British exports worth billions of pounds have faced tariffs on trade with the EU since Brexit, according to an analysis of official EU statistics.
Despite the tariff-free deal agreed with the EU, a study by the University of Sussex found up to £3.5bn of British exports had taxes applied.
That accounts for about 10% of British goods exports to the EU.
Some firms paid due to the complexity of claiming zero tariffs, or said they planned to reclaim the fees later.
For exporters, maintaining zero tariffs under the post-Brexit deal is not automatic: it needs to be claimed on customs declarations that from January have had to accompany every export to the European Union.
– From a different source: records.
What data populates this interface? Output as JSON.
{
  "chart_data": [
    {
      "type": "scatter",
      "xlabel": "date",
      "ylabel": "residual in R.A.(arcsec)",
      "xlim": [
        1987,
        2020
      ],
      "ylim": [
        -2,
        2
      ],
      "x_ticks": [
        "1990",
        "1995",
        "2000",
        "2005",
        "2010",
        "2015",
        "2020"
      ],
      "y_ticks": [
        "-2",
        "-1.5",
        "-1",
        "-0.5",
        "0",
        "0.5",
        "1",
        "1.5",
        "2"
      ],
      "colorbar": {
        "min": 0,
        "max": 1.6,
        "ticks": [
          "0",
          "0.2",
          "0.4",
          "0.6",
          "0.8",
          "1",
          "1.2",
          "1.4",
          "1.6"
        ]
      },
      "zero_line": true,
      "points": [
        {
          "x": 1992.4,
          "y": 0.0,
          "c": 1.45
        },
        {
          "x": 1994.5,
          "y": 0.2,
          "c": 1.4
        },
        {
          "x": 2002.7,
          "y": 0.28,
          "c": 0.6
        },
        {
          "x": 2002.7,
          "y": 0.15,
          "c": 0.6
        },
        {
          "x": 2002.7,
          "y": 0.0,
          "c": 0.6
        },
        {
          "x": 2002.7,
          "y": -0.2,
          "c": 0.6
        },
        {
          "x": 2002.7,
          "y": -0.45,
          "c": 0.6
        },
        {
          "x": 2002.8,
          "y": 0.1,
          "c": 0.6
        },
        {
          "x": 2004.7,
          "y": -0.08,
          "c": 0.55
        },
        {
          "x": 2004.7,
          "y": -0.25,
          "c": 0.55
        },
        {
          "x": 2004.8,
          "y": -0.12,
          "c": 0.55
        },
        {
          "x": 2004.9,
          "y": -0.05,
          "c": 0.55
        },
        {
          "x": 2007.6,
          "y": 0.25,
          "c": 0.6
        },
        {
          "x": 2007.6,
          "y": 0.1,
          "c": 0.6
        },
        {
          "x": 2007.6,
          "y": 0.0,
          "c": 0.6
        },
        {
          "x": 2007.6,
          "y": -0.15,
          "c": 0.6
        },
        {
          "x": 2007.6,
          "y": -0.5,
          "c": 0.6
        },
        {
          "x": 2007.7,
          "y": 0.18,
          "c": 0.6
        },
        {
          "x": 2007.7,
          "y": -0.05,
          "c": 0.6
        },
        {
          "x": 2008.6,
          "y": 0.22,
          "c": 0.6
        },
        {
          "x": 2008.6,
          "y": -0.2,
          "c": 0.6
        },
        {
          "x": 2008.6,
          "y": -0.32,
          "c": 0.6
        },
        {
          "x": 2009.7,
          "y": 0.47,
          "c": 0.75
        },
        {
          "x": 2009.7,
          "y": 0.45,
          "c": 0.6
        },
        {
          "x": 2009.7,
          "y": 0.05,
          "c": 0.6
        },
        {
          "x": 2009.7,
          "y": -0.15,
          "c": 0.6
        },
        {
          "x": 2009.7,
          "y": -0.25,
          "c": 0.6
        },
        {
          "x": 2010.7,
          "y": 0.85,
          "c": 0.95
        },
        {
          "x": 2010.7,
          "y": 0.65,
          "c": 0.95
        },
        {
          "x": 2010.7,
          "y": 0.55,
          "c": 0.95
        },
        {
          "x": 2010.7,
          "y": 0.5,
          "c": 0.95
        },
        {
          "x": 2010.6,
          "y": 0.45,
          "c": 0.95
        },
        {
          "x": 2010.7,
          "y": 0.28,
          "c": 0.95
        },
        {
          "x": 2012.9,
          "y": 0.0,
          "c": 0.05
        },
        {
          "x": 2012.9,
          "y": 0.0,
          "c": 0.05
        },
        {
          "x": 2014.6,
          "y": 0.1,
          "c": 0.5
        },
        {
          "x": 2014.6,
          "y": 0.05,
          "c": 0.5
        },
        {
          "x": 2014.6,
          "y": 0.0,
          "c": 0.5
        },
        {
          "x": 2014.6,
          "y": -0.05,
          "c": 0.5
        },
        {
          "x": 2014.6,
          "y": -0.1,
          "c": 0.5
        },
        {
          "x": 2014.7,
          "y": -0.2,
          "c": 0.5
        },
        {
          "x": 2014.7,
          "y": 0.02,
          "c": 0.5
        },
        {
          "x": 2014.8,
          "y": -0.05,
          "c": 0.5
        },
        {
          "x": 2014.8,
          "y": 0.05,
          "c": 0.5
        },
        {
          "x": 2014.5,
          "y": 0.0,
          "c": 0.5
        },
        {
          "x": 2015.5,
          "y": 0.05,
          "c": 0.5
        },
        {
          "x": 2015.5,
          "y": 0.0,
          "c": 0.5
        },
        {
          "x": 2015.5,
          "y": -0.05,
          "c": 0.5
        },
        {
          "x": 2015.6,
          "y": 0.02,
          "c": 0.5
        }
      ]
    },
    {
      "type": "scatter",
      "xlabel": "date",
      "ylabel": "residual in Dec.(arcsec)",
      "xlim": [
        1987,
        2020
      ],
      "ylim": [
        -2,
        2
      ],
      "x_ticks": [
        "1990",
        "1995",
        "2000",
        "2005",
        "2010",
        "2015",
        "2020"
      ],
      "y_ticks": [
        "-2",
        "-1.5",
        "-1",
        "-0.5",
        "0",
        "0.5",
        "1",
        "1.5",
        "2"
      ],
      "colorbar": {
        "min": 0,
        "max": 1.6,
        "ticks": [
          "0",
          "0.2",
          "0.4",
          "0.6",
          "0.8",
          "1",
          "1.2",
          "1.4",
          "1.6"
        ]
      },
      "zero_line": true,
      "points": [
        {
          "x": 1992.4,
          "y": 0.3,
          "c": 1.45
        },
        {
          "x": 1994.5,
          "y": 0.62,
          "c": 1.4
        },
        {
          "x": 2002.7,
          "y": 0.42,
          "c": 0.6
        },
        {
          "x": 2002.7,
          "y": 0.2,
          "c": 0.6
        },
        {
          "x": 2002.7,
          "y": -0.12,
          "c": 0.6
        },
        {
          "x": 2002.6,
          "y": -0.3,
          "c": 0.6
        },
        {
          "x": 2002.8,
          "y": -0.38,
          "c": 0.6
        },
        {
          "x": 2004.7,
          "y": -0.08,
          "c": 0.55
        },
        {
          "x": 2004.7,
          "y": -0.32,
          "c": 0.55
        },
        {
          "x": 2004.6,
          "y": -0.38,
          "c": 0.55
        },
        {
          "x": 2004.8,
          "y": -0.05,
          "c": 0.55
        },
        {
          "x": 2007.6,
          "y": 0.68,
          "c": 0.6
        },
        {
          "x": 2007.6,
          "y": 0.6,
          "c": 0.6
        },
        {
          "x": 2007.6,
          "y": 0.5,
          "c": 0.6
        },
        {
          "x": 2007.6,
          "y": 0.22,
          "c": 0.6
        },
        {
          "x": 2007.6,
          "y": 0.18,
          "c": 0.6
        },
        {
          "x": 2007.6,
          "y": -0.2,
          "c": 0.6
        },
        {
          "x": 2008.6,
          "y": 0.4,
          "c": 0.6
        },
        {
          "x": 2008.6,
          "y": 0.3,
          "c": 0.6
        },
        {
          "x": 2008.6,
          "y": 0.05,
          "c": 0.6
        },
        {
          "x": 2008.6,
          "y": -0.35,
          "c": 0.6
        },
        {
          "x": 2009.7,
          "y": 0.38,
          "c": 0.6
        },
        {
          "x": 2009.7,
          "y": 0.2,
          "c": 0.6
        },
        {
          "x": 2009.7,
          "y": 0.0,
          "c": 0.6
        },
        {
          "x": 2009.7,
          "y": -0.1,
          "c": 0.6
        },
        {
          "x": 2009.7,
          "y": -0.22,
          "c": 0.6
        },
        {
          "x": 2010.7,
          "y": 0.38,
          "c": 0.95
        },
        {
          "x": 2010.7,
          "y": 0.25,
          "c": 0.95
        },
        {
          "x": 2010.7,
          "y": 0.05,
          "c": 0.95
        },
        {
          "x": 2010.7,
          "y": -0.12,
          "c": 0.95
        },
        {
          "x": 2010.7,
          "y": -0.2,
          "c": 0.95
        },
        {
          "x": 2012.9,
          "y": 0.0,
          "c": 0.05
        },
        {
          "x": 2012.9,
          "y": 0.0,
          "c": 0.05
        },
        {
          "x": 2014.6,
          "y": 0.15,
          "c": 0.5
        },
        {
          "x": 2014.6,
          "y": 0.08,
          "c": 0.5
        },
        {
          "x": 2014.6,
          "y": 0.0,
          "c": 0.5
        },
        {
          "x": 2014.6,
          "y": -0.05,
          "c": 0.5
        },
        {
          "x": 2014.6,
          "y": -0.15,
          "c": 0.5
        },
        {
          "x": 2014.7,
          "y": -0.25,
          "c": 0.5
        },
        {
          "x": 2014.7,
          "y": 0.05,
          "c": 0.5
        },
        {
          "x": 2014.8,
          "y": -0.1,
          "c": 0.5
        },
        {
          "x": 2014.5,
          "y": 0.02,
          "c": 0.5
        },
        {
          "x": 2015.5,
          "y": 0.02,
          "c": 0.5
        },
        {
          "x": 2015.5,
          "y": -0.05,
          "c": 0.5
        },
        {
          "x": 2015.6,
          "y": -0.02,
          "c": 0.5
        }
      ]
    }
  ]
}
An analysis for the BBC, by the University of Sussex’s Trade Policy Observatory, used European customs data from these declarations.
The figures indicated that between £2.5bn and £3.5bn of British exports faced a tariff in the first three months of 2021.
The European Commission confirmed that according to data collected by its customs authorities, €2.5bn of eligible UK exports did not use the zero-tariff agreement.
“Tariff-free trade is only tariff-free if firms not only meet the rules of origin criteria, but also can deal with the necessary bureaucracy and paperwork,” said Prof Michael Gasiorek, trade expert at the University of Sussex.
“What this analysis shows is that in the first quarter, around 27% of trade that could have entered tariff-free did not do so.
“In some sectors and for some firms, this will no doubt improve, but it reflects the reality that leaving the EU has imposed real costs on firms, with long-term implications for trade and production.”
The data covers all British exports to the EU in January and February, and some reporting nations in March.
Individual businesses and groups told the BBC of instances where millions of pounds in tariffs had been paid.
Most put this down to complex arrangements for claiming zero tariffs, difficulties over the re-export to the EU of goods processed in Britain, and an expectation that some of these fees could eventually be recovered. Some of the world’s biggest multinationals have paid seven-figure tariff bills.